Q-omics provides the consensus-scored FRA10AC1 profile across patient tissues and cancer cell-line models. FRA10AC1 expression is associated with patient survival in 23 of 34 cancer types, with the highest sampling consensus in ACC. Among the 18 cancer types available for tumor–normal comparison, FRA10AC1 is differentially expressed in 12, with the highest sampling consensus in KIRC. Additionally, FRA10AC1 RNA expression shows 20,586 significant gene co-expression associations, with the highest sampling consensus in UVM. Together, these results highlight ACC, KIRC, and UVM as cancer lineages where FRA10AC1 shows reproducible signals across survival, tumor–normal expression, and patient cross-omics analyses.
Every result is evaluated using two consensus scores. Sampling consensus measures how consistently a finding is reproduced within a cancer lineage across different conditions. Lineage consensus measures how broadly the result is shared across cancer types, distinguishing pan-cancer signals from lineage-specific patterns.

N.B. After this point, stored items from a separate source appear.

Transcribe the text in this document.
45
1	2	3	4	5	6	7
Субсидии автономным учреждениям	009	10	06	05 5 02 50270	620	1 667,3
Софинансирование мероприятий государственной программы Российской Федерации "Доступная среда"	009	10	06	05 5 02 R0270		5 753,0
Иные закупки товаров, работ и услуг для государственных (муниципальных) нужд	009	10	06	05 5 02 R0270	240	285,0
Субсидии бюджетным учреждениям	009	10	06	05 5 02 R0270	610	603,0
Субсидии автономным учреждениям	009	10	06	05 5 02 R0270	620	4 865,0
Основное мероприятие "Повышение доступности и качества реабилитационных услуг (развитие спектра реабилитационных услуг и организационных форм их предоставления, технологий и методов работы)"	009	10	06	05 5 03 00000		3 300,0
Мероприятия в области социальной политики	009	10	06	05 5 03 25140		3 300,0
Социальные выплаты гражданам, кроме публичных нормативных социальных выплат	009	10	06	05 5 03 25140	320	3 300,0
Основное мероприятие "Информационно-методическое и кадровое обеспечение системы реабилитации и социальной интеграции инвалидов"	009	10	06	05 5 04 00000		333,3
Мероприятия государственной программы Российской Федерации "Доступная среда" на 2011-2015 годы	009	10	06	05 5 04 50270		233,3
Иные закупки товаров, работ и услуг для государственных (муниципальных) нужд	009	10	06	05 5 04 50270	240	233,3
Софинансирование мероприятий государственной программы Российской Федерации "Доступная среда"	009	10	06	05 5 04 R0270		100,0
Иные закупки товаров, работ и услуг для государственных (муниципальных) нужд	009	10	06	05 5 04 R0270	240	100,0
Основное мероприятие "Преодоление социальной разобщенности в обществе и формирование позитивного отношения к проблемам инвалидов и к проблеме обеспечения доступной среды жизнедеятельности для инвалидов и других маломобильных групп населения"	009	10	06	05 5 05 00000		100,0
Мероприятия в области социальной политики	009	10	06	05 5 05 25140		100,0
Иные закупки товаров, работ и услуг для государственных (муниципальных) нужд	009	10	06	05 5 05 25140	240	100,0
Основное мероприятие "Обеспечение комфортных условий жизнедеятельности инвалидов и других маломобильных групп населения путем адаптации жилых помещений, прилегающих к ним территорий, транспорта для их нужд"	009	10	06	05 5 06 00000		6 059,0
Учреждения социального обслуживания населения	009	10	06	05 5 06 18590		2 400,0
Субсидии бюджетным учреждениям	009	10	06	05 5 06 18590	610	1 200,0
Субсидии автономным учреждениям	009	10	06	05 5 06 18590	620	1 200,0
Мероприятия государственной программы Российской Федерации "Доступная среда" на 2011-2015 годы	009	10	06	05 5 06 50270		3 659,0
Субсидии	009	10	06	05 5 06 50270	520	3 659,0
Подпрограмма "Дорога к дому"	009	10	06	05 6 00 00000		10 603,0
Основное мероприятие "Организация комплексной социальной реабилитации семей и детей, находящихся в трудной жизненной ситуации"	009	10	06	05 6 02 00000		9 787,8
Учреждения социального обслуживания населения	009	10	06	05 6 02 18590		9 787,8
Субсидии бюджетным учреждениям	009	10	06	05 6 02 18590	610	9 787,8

Premium analyses for FRA10AC1 — synthetic lethality, tumor antigen, and pembrolizumab response.
This table summarizes FRA10AC1 survival associations across molecular data types. FRA10AC1 RNA expression shows survival associations in the most cancer types (23), followed by mutation status (3) and mass-spec protein abundance (6). The rightmost column indicates the cancer type with the highest sampling consensus for each molecular layer.
This table ranks reproducible FRA10AC1 RNA expression–survival associations across cancer types. High FRA10AC1 expression shows unfavorable associations in ACC, UVM and LIHC, but favorable associations in BRCA, SKCM and LGG. The ACC Kaplan–Meier curve shows clear separation, with the high-expression group declining faster, consistent with the unfavorable association (log-rank p < 0.001). Together, the overview and detailed table identify ACC as the clearest survival context for FRA10AC1 RNA expression.
This table summarizes FRA10AC1 tumor–normal expression differences by data type. RNA shows broader differences across cancer types, with a lineage consensus of 12, while mass-spec protein shows differences in 4. The strongest signals are observed in KIRC for RNA and LSCC for protein.
This table ranks reproducible tumor–normal expression differences for FRA10AC1. A negative fold-change indicates higher expression in normal tissue than in tumor tissue. FRA10AC1 shows lower tumor expression in KICH, BRCA, BLCA and THCA and higher tumor expression in KIRC and LIHC. The KIRC box plot shows higher FRA10AC1 RNA expression in tumor versus normal tissue (log2 FC = +0.428, t-test p < 0.001).
This table shows molecular features associated with FRA10AC1 in patient tissues and cancer cell lines. In patient samples, FRA10AC1 shows the broadest associations at the RNA and protein expression levels, with UVM recurring as the lineage with the largest associated feature set. In cancer cell lines, FRA10AC1 RNA and mutation anchors are most strongly linked to RNA-expression features, especially in LUNG_NSCLC_LUAD, while CRISPR and shRNA rows add functional-dependency signals in BLOOD_Leukemia and SOFT_TISSUE.